Ferro looked up and then around to double-check his calculations. “Yeah. Once we can get eyes on the mountain range all we have to do is head towards it. If we climb high enough on the way through, we’ll be able to see Meadow from the mountains, and the rest will be easy from there.”

“Well, given where we jumped, we should make the foothills by day fifteen. That gives us three to four days to make it through the mountains and another two to three to make it to Meadow.”

“According to the briefing, the terrain on the far side should be much easier to traverse,” Ferro said. “We’ve got jungle up to the mountains and then regular forest on the other side. As long as we’re out of the mountains by the end of day eighteen, we should be good to go and have time to spare.”

“Then let’s take a look through these packs and see what we’ve got before we head out,” Spunkmeyer suggested, kneeling down to check his pack. He pulled out his own map from the top of the pack and began looking through it, finding several MPET film blankets folded into palm-sized squares, ration packs, water bottles, a fine-mesh water strainer, purification tablets, medical kit, a flare gun, two smoke grenades, and everything else he had been trained to expect to find in a kit of its type. Against the edge of the pack on the side that would go against his back, he found the M8 Survival Weapon, a folding combination gun that had a 67-gauge shotgun barrel on top and a 5.7x25mm rifle barrel below. A real ejection seat survival kit would contain both an M39 submachine gun for defense against hostile combatants and the much lighter M8 to use for killing game for food, but since the planet they were on was uninhabited their packs were only equipped with the M8 and they carried M86 sidearms for emergencies. The M8’s unusual design featured a break-open receiver to load the shotgun barrel but fed the rifle rounds from a five-round magazine. Spunkmeyer opened the storage compartment on the top of the synthetic stock, pulled one of the five shotgun shells out of its slot, pushed it into the chamber, and unfolded the stock and rear end of the receiver to close the action. The stock also had room for three magazines for the rifle portion and he removed one and slid it into the magazine well on the gun’s underside, pulling back the charging handle to chamber a round before closing the storage compartment and looking up to see Ferro had just finished doing the same with her M8.

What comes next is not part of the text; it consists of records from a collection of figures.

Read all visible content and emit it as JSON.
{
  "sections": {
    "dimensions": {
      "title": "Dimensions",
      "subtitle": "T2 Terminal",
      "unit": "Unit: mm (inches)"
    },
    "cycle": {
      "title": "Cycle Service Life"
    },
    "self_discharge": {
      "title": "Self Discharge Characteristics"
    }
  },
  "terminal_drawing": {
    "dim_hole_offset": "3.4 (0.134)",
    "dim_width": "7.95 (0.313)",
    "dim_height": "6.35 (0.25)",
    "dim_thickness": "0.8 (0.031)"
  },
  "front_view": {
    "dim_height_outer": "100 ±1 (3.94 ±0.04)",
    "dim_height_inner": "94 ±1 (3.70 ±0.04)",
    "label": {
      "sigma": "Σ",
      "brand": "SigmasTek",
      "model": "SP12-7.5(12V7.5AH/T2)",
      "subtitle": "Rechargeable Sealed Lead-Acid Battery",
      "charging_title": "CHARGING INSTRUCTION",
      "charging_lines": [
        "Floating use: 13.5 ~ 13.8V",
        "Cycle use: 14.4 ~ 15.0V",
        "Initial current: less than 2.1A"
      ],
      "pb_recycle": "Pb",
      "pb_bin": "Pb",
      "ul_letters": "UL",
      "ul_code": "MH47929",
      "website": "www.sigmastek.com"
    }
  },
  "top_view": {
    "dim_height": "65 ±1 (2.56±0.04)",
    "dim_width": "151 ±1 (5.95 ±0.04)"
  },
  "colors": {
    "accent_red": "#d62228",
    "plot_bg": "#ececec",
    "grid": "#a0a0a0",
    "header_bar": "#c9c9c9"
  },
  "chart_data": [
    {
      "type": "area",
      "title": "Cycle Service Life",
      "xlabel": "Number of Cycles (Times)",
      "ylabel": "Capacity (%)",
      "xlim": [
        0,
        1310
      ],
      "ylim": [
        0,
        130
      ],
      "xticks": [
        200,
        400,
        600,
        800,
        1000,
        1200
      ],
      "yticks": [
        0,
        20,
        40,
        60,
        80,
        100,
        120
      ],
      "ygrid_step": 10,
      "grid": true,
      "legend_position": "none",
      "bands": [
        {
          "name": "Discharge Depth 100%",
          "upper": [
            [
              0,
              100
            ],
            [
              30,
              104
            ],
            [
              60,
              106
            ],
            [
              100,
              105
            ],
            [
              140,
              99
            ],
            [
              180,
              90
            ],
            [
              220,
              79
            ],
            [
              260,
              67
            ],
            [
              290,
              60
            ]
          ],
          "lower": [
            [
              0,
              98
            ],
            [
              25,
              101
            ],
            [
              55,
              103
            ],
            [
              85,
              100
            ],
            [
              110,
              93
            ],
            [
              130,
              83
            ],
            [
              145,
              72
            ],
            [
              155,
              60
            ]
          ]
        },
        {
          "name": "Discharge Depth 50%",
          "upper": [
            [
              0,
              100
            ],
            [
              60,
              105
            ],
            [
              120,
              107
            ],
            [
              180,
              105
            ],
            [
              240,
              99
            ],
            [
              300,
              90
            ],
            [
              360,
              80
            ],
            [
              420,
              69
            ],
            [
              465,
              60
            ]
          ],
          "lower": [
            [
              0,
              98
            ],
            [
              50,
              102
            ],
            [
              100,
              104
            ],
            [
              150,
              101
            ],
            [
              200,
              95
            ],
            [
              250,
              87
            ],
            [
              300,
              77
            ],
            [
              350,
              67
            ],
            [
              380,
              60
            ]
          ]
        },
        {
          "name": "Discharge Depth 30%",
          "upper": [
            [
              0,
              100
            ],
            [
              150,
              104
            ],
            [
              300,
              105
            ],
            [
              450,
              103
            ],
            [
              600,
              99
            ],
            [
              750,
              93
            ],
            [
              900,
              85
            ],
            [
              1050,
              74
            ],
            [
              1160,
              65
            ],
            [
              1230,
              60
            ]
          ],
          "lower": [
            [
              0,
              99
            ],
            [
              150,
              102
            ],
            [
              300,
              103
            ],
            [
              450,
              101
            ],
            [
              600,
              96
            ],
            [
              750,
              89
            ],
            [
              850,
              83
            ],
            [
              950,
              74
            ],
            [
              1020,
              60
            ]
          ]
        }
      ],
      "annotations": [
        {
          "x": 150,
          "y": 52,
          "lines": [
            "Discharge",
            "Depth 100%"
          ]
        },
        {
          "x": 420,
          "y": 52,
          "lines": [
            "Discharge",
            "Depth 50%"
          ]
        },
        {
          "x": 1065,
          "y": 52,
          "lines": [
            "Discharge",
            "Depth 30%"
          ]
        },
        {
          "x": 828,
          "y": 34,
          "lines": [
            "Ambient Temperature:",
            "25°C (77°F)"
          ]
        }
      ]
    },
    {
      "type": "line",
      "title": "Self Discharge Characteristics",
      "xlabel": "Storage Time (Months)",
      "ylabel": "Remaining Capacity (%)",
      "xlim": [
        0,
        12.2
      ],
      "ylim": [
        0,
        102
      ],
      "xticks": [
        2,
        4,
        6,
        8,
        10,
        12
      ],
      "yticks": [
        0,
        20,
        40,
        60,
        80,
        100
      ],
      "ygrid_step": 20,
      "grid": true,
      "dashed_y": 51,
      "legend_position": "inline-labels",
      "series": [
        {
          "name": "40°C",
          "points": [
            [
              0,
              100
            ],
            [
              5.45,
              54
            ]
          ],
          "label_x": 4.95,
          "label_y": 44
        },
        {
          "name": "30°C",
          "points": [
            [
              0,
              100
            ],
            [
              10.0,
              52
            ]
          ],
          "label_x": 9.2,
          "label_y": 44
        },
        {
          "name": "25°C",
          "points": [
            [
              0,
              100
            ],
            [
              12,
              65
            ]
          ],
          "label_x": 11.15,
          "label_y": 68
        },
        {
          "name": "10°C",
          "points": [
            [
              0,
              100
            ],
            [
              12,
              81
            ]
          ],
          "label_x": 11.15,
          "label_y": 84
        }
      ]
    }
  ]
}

Spunkmeyer leaned the M8 against a tree, pulled the pack onto his back, and adjusted the straps to make them comfortable before picking the M8 up again and gesturing in the direction they needed to go. “Ladies first,” he suggested.

“No, no, after you,” Ferro grinned sweetly at him. “If either one of us is going to walk into a massive spider web or fall into a sinkhole filled with water, it’s going to be you, not me.”

“Fine, fine,” Spunkmeyer grumbled good-naturedly, not really caring as he took the lead and they began to push through the undergrowth. He was more focused on the thought that this was the beginning of the end for them. The rest of training would be easy if they could make it through the next three weeks.